As I had been the one to take Noelle to her orientation(s), it made sense for me to attend seeing as I (theoretically) would have a better idea of where to go. After scarfing down my dinner of roasted garlic hummus with crackers (foreshadowing!) and shotgunning a Pepsi, into the elementary school I strolled. Fortunately I did remember to change out of my work-clothes as khakis and a name-emblazoned polo shirt would just be too much fierceness for the community to handle. What I didn't allow time for was a shower because of course yesterday I would have been around the worst-smelling products that we could use. (Always. ALWAYS when I have to be around people.) Think sour roasted coffee deep fried with extra garlic (dun dun DUN) in an unconditioned school gym packed with people and an evening temperature of the balmy 85 degree variety and I cannot imagine why the other parents gave me such a wide berth. Which is to say that I was very much alone.

I can smell myself at the end of a particularly stankariffic day so I just assume that others can too. Maybe not but that thought was what I clung to as I perched on my seat, watching the other parents locate friends and neighbors from previous years. As the sea of jocularity and familiarity swirled around me, I felt so very very isolated but in a way, I do it to myself. I didn't make eye contact but continuously swept the crowd with my eyes, not looking for anyone or anything but to be aware. I busied myself reading the agenda and the other papers I picked up, looking busy, hoping no one smelled me and bellowed into the gym, 'My GAWD, what is that SMELL?!' (It's me by the way. Hey, you wanna be friends?) No one did because I have the ability to become pretty much invisible and when I am noticed, I'd rather it be for my wit and general awesomeness and not for my gift of making a landfill envious.

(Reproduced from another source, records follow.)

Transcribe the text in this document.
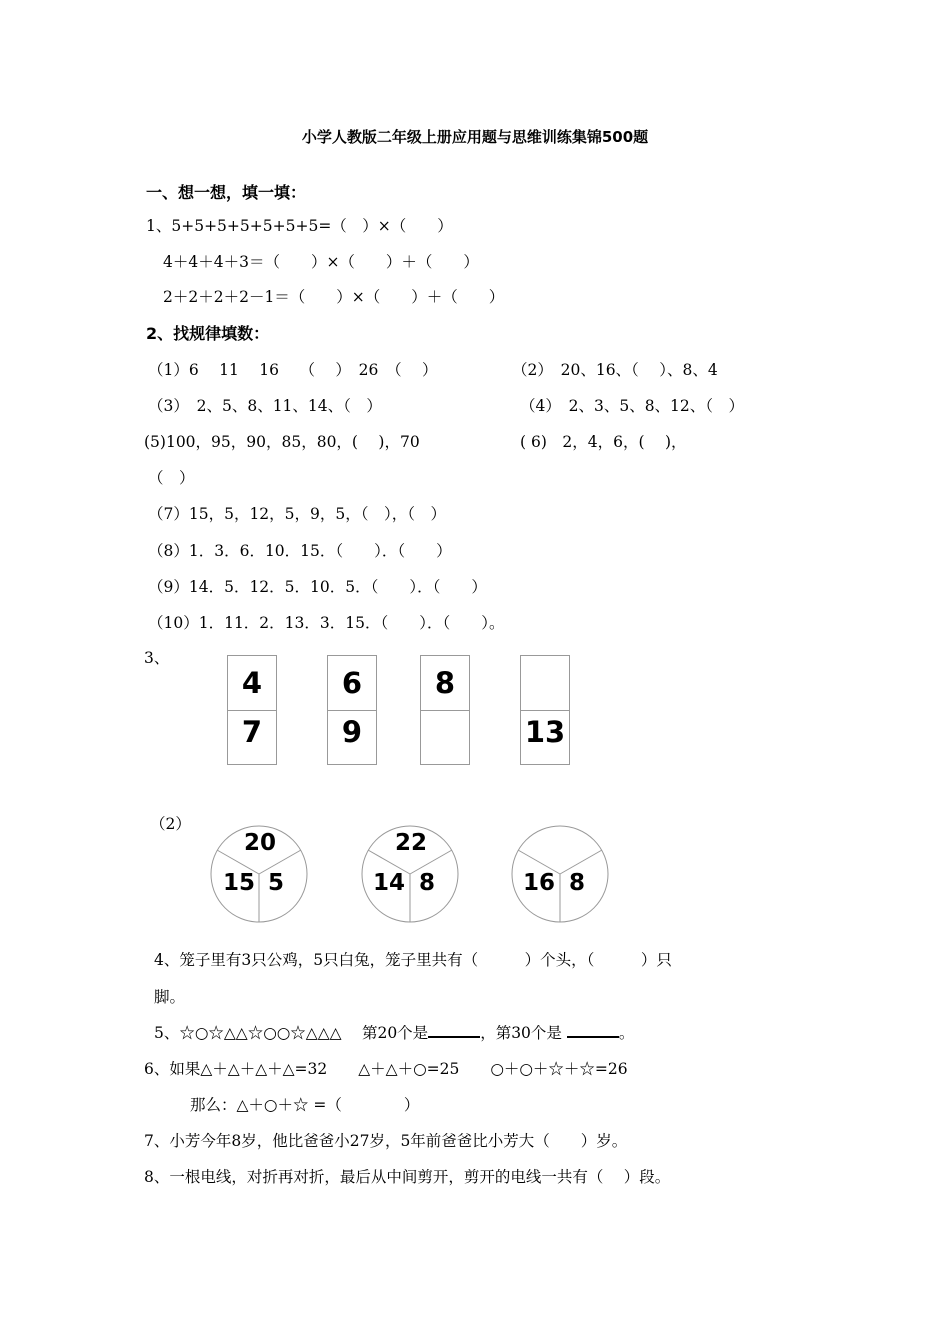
小学人教版二年级上册应用题与思维训练集锦500题
一、想一想，填一填：
1、5+5+5+5+5+5+5=（　）×（　　）
4＋4＋4＋3＝（　　）×（　　）＋（　　）
2＋2＋2＋2－1＝（　　）×（　　）＋（　　）
2、找规律填数：
（1）6　 11　 16　 （　 ）　26　（　 ）	（2）　20、16、（　 ）、8、4
（3）　2、5、8、11、14、（　）	（4）　2、3、5、8、12、（　）
(5)100，95，90，85，80，(　 )，70	( 6)　2，4，6，(　 )，
（　）
（7）15，5，12，5，9，5，（　），（　）
（8）1．3．6．10．15．（　　）．（　　）
（9）14．5．12．5．10．5．（　　）．（　　）
（10）1．11．2．13．3．15．（　　）．（　　）。
3、
4
7
6
9
8
13
（2）
20
15 5
22
14 8	16 8
4、笼子里有3只公鸡，5只白兔，笼子里共有（　　　）个头，（　　　）只
脚。
5、☆○☆△△☆○○☆△△△　 第20个是	，第30个是	。
6、如果△＋△＋△＋△=32　　△＋△＋○=25　　○＋○＋☆＋☆=26
那么：△＋○＋☆ =（　　　　）
7、小芳今年8岁，他比爸爸小27岁，5年前爸爸比小芳大（　　）岁。
8、一根电线，对折再对折，最后从中间剪开，剪开的电线一共有（　 ）段。
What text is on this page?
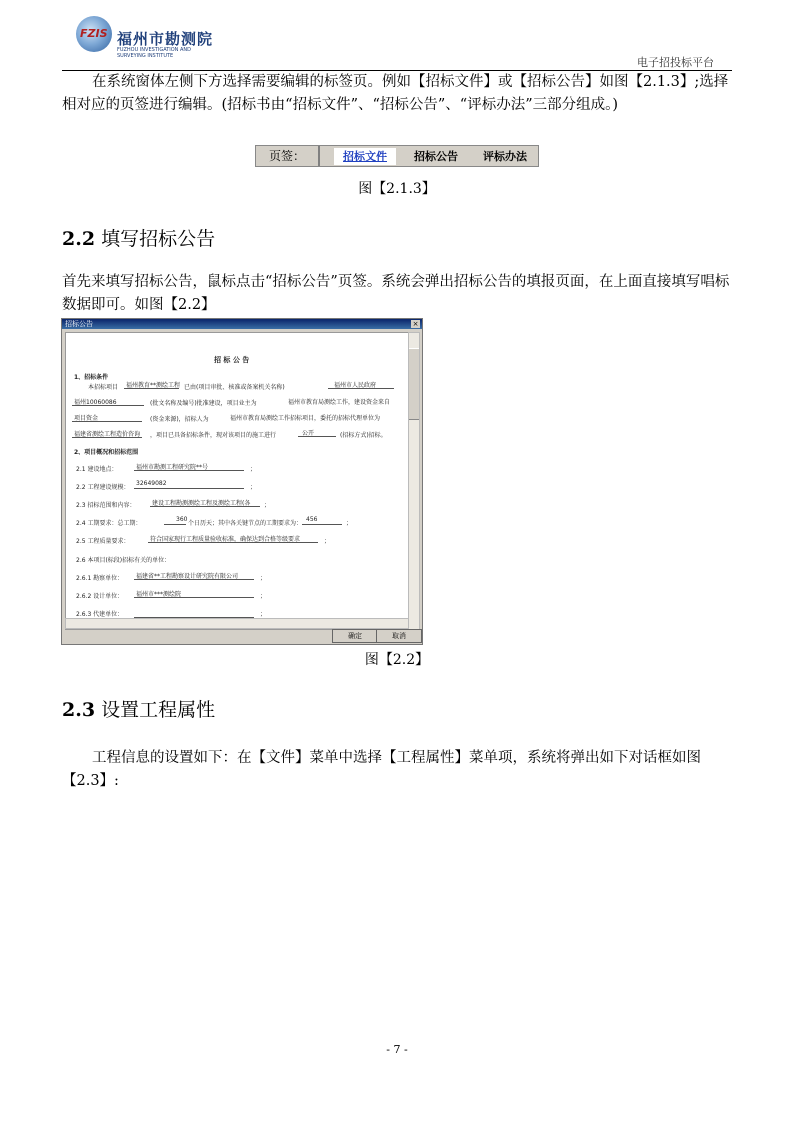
FZIS 福州市勘测院
FUZHOU INVESTIGATION AND SURVEYING INSTITUTE	电子招投标平台
在系统窗体左侧下方选择需要编辑的标签页。例如【招标文件】或【招标公告】如图【2.1.3】;选择相对应的页签进行编辑。(招标书由“招标文件”、“招标公告”、“评标办法”三部分组成。)
页签：	招标文件	招标公告	评标办法
图【2.1.3】
2.2 填写招标公告
首先来填写招标公告，鼠标点击“招标公告”页签。系统会弹出招标公告的填报页面，在上面直接填写唱标数据即可。如图【2.2】
招标公告	×
招 标 公 告
1、招标条件
本招标项目 福州教育**测绘工程 已由(项目审批、核准或备案机关名称)	福州市人民政府
福州10060086	(批文名称及编号)批准建设，项目业主为	福州市教育局测绘工作，建设资金来自
项目资金	(资金来源)，招标人为	福州市教育局测绘工作招标项目，委托的招标代理单位为
福建省测绘工程造价咨询 ，项目已具备招标条件，现对该项目的施工进行	公开	(招标方式)招标。
2、项目概况和招标范围
2.1 建设地点：	福州市勘测工程研究院**号	；
2.2 工程建设规模：
32649082
；
2.3 招标范围和内容：	建设工程勘测测绘工程及测绘工程(各 ；
2.4 工期要求：总工期：
360
个日历天；其中各关键节点的工期要求为：
456
；
2.5 工程质量要求：	符合国家现行工程质量验收标准，确保达到合格等级要求	；
2.6 本项目(标段)招标有关的单位：
2.6.1 勘察单位： 福建省**工程勘察设计研究院有限公司	；
2.6.2 设计单位： 福州市***测绘院	；
2.6.3 代建单位：	；
确定	取消
图【2.2】
2.3 设置工程属性
工程信息的设置如下：在【文件】菜单中选择【工程属性】菜单项，系统将弹出如下对话框如图【2.3】:
- 7 -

So there it was, the dichotomy: I'm not at my best, so please, no one take notice juxtaposed with the wanting of someone, anyone to make contact in a sea of strangers. I was being ridiculous of course; my child is in kindergarten and doesn't really interact with any of the neighborhood kids as her preschool/daycare was across the county. Relationships aren't built overnight, it takes time. I know that. I also know that it wasn't about me; that it won't be about me again but about her. And helping her achieve her best not only in school but also socially so I swallowed my fear and insecurities and...volunteered. To join the PTA, to help with her class, anything to help ease her transition into this bright, scary, wonderful new world.

Huh. Well, what do you know? Those old habits may not have died but sure are on the ropes. I think that we'll do okay at this school thing Noelle; you and me both.